Schweizer Städtestatistik 2021

Der aktuelle Bericht des Schweizer Städteverbands zur Statistik der Schweizer Städte ist erschienen. Schwerpunkt ist das Thema «Wohnen in der Stadt». Deutliche Unterschiede zwischen Stadt und Land zeigen sich beispielsweise beim gemeinnützigen Wohnungsbau und bei den Eigentumsverhältnissen.

Welche Städte aus der Region sind in der Städtestatistik enthalten?

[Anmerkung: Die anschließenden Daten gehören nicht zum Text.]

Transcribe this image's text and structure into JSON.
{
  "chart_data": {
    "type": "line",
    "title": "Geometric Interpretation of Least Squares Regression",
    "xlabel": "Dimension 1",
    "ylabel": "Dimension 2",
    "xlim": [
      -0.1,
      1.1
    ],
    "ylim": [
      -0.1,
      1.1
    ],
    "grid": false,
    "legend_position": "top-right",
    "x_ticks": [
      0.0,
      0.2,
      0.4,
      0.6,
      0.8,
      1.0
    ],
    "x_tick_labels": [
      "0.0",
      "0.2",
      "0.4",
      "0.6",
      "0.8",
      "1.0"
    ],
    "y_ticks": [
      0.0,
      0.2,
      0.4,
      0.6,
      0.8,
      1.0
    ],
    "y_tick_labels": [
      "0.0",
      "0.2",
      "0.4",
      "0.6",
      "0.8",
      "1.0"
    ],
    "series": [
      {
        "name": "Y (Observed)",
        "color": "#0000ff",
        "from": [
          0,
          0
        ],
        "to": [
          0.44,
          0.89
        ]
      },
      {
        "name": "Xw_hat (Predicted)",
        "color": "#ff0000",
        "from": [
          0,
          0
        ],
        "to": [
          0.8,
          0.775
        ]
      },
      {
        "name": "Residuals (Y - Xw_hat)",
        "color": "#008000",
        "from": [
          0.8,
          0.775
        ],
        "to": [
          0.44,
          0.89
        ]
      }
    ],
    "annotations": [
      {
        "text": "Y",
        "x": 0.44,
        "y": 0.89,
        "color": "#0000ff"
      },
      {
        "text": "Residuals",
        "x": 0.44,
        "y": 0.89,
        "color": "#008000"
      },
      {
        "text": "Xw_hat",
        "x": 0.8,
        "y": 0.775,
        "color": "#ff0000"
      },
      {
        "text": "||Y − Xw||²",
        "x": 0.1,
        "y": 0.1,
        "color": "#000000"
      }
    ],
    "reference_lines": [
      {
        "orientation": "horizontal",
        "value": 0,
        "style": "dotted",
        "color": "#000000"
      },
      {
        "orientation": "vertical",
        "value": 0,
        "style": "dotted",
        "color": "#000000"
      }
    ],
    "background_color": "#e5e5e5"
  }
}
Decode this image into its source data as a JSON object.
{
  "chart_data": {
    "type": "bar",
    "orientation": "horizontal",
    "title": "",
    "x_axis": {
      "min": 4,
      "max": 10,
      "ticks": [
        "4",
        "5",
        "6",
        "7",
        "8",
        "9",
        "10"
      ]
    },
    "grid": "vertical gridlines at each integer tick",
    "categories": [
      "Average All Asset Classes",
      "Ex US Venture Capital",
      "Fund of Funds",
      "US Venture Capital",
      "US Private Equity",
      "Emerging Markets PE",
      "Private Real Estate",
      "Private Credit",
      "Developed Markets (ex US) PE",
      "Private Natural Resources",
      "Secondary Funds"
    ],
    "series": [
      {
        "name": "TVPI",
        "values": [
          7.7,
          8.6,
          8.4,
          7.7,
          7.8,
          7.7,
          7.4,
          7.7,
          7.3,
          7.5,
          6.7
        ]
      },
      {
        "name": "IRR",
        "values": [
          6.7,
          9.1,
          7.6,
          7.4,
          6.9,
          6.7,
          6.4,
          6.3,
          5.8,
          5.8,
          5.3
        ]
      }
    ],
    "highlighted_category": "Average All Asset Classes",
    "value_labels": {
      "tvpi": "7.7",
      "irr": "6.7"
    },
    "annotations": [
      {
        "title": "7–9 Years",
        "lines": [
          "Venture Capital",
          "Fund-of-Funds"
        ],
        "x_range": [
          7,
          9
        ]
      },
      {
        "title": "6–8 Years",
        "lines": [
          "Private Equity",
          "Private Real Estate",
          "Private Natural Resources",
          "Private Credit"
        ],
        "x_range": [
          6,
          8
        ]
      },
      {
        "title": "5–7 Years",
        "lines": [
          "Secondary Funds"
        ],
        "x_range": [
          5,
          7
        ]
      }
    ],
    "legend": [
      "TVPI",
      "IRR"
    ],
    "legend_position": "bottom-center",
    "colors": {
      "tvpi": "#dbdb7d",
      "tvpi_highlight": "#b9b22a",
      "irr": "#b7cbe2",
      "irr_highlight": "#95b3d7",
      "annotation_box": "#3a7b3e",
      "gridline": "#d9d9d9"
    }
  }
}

Die «Statistik der Schweizer Städte» erscheint in diesem Jahr zum 82. Mal. Sie enthält Information zu 171 Städten und städtischen Gemeinden. Darunter fallen die vom Bundesamt für Statistik definierten 162 statistischen Städte sowie neun weitere Mitglieder des Schweizerischen Städteverbandes, welche infolge ihrer Tradition oder Entwicklung städtischen Charakter aufweisen.

Die Agglomeration Basel ist mit 15 Gemeinden in der Publikation vertreten:

  • über 100'000 EW: Basel
  • 20'000–49'999 EW: Allschwil und Riehen
  • 15'000–19'999 EW: Binningen, Muttenz, Pratteln und Reinach
  • 10'000–14'999 EW: Aesch, Birsfelden, Liestal, Möhlin, Münchenstein, Oberwil und Rheinfelden
  • Weniger als 10'000 EW: Arlesheim

Fokusthema Wohnen in der Stadt

Die Schweizer Städte haben in den letzten zwanzig Jahren eine regelrechte Renaissance erlebt: Heute leben mehr als drei Viertel der Schweizer Bevölkerung in Städten und Agglomerationen. Der gemeinnützige Wohnungsbau orientiert sich an der Kostenmiete und trägt damit dazu bei, dass das Wohnen in der Stadt trotz steigender Nachfrage für alle möglich ist und bleibt.

In der Agglomeration Basel weist Birsfelden mit einem Anteil von fast 15% den höchsten Anteil gemeinnütziger Wohnungsbau aus, gefolgt von den beiden baselstädtischen Gemeinden Riehen (12,7%) und Basel (9,8%). Die Gemeinde Möhlin weist von den Städten in der Region den tiefsten Wert aus: Dort gibt es laut Städtestatistik keinen gemeinnützigen Wohnungsbau.